The chef's blog

When added value subtracts

There was I feeling pleased with myself having found new buildings and contents cover at an attractive premium and with free Home Emergency Cover thrown in. That feeling of making a smart purchase is great, and I even found myself talking it up to a couple of friends.

 

How quickly the added value effect can evaporate when it all goes wrong. Just two months in the new house and a frantic call from my wife about water cascading from the hot water tank in the bathroom into my study below, gives the Barclays Helpline its first test. Frontline claims handling went well and the promised call from the outsourced emergency plumbing service came within the hour. This looks promising I thought. The engineer arrived and after an hour announced he had isolated the offending hot water tank but wasn’t qualified to finish repairing a pressurised system. Not good. Why didn’t anyone ask what type of system I had? Then things went downhill from there. A night without heating. A cold shower that nearly prompted a cardiac arrest. A long wait for engineer no. 2 to arrive next day to stay 5 minutes and conclude he needed to order a part. Then silence for hours followed by one of the rudest call centre agents who told me I’d have to wait another week for the part to be approved, ordered, delivered then installed.

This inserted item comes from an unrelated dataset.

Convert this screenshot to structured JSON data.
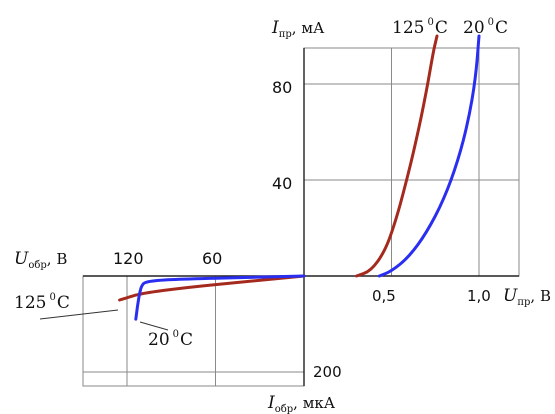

My protesting of how was one to keep a young child and two adults warm and clean for a week without hot water, was met with ‘boil a kettle’. His reply made my blood boil.

 

Time to act. A couple of calls later and I traced the heating engineer who originally fitted the heating system for the previous owner. Half an hour later he was round and one hour later the hot water and heating were fully working again. I can’t say enough how pleased I was with Mr Terry Coles of Yaxley. I can easily express how disappointed I have been with my added value emergency cover from Barclays. Now I’m talking them down.